What this says: Studio movie producers have been increasingly flexible about finding consumers in different distribution points.

Movie studios would be inclined to move movies to other platforms -- except for their strong theater-chain industry partners. Movie exhibitors continue to hold the line, pushing back on studios that would like to release movies sooner to at-home platforms after their theatrical release openings to gain higher license fees.

Theater owners say this would hurt attendance.

Netflix continues to bridge the gap -- pushing award-seeking titles like “The Irishman” and “Marriage Story” with short in-theater runs before their bigger consumption on its streaming service  -- in part, to also qualify for Oscar hardware.

How then to make meaningful shifts -- slowly or otherwise -- for movie studios in the coming years?

Perhaps they need to look closer to home.

Many major studio parent companies also own vast TV network groups and TV production units, which are now racing to launch streaming platforms.
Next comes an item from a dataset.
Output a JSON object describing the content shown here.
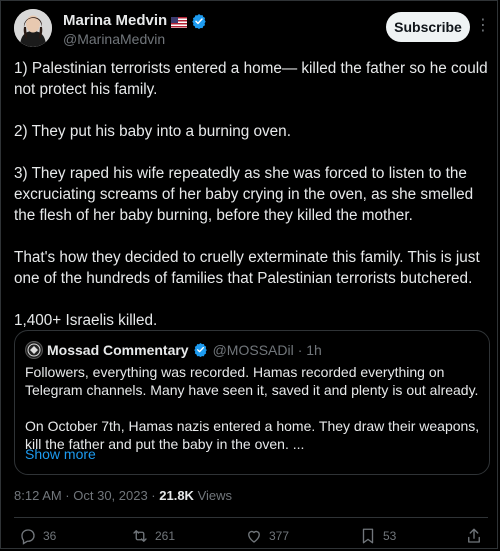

Disney+, CBS All Access/Showtime -- and just around the corner, WarnerMedia’s HBO Max, and NBCUniversal’s Peacock, among others.

Does this make theater chains nervous?  Perhaps they need to remember history. Over the years, local TV stations responded to networks partnerships -- as network affiliates -- by tapping into revenue-sharing arrangements on digital platforms, providing their consumers content they couldn’t get anywhere else.